En long manteau noir et robe rouge traduisant la dualité entre hiver infernal et printemps terrestre, Sonia Petrovna tente de faire face à une poésie gidienne qui a quelque peu vieilli: son parti pris consiste précisément à assumer, voire à revendiquer le côté daté de cette inspiration homérique; le parti pris se défend, mais sa Perséphone, placée en retrait sur une estrade et, de ce fait, pas toujours très audible, oscille entre niaiserie et exaltation. En revanche, la vaillance et la qualité de la diction de Philippe Do, de même que l’implication, sous la houlette de Laurent Petitgirard, des forces chorales et orchestrales dans cette occasion de découvrir en concert une telle rareté, méritent d’être saluées.

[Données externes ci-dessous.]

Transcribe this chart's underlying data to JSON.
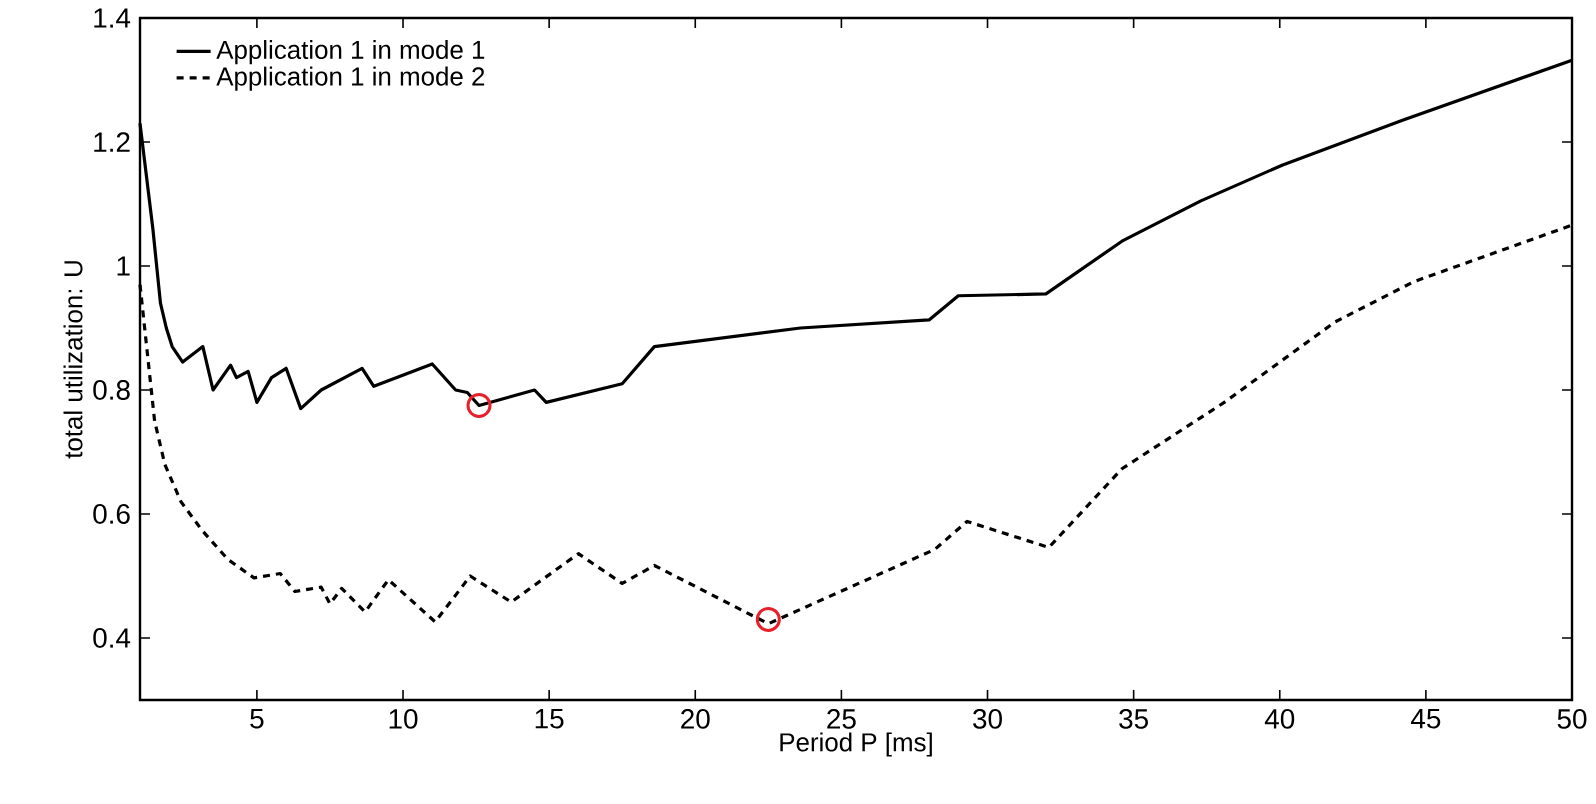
{
  "chart_data": {
    "type": "line",
    "xlabel": "Period P [ms]",
    "ylabel": "total utilization: U",
    "xlim": [
      1,
      50
    ],
    "ylim": [
      0.3,
      1.4
    ],
    "xticks": [
      5,
      10,
      15,
      20,
      25,
      30,
      35,
      40,
      45,
      50
    ],
    "yticks": [
      0.4,
      0.6,
      0.8,
      1,
      1.2,
      1.4
    ],
    "legend": "top left",
    "grid": false,
    "series": [
      {
        "name": "Application 1 in mode 1",
        "color": "#000000",
        "line_style": "solid",
        "x": [
          1,
          1.44,
          1.7,
          1.9,
          2.1,
          2.46,
          3.15,
          3.5,
          4.1,
          4.3,
          4.7,
          5,
          5.5,
          6,
          6.5,
          7.2,
          8.6,
          9,
          11,
          11.8,
          12.2,
          12.6,
          14.5,
          14.9,
          17.5,
          18.6,
          23.6,
          28,
          29,
          32,
          34.6,
          37.3,
          40.1,
          44.2,
          50
        ],
        "values": [
          1.23,
          1.06,
          0.94,
          0.9,
          0.87,
          0.845,
          0.87,
          0.8,
          0.84,
          0.82,
          0.83,
          0.78,
          0.82,
          0.835,
          0.77,
          0.8,
          0.835,
          0.806,
          0.842,
          0.8,
          0.796,
          0.775,
          0.8,
          0.78,
          0.81,
          0.87,
          0.9,
          0.913,
          0.952,
          0.955,
          1.04,
          1.105,
          1.163,
          1.235,
          1.332
        ]
      },
      {
        "name": "Application 1 in mode 2",
        "color": "#000000",
        "line_style": "dashed",
        "x": [
          1,
          1.5,
          1.85,
          2.4,
          3.1,
          4,
          4.9,
          5.8,
          6.3,
          7.2,
          7.5,
          7.9,
          8.7,
          9.5,
          11.1,
          12.3,
          13.7,
          16,
          17.5,
          18.6,
          22.5,
          28.2,
          29.3,
          32.1,
          34.6,
          38.1,
          41.9,
          44.6,
          50
        ],
        "values": [
          0.97,
          0.75,
          0.68,
          0.62,
          0.575,
          0.527,
          0.497,
          0.504,
          0.475,
          0.482,
          0.455,
          0.48,
          0.442,
          0.494,
          0.426,
          0.5,
          0.458,
          0.536,
          0.488,
          0.517,
          0.423,
          0.543,
          0.588,
          0.546,
          0.673,
          0.78,
          0.91,
          0.975,
          1.066
        ]
      },
      {
        "type": "scatter",
        "color": "#e8202a",
        "marker": "circle",
        "x": [
          12.6,
          22.5
        ],
        "values": [
          0.775,
          0.43
        ]
      }
    ]
  }
}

Mais que penser de cette Perséphone – que Stravinski tenait lui-même en médiocre estime, se consolant toutefois de son autocritique en adressant à Gide quelques-unes de ses légendaires rosseries – pour clore une manifestation qui se veut un phare de la création contemporaine, et qui se doit même de l’être? Clin d’œil à (H)adès, l’époux de Perséphone? Rapprochement ultime entre deux compositeurs unis par un métier et une rouerie qui leur confèrent une étonnante capacité d’adaptation d’une œuvre à l’autre et, au-delà, à leur époque? Ou bien allégorie du Festival Présences, qui va abandonner sa forme actuelle – unité de temps et de lieu – pour offrir – en plusieurs temps, de septembre 2007 à mai 2008, et en plusieurs lieux, de Lille à Paris – ces moissons d’or que promet le quatrain final, si éminemment gidien: «Il faut, pour qu’un printemps renaisse/Que le grain consente à mourir/Sous terre, afin qu’il reparaisse/En moisson d’or pour l’avenir»?


(*) Information glanée, comme bon nombre d’autres tout au long d’un festival dédié à un compositeur encore jeune et qui se montre en outre peu enclin à s’exprimer sur son œuvre, dans la monographie d’autant plus précieuse que vient de lui consacrer Hélène Cao chez Musica falsa.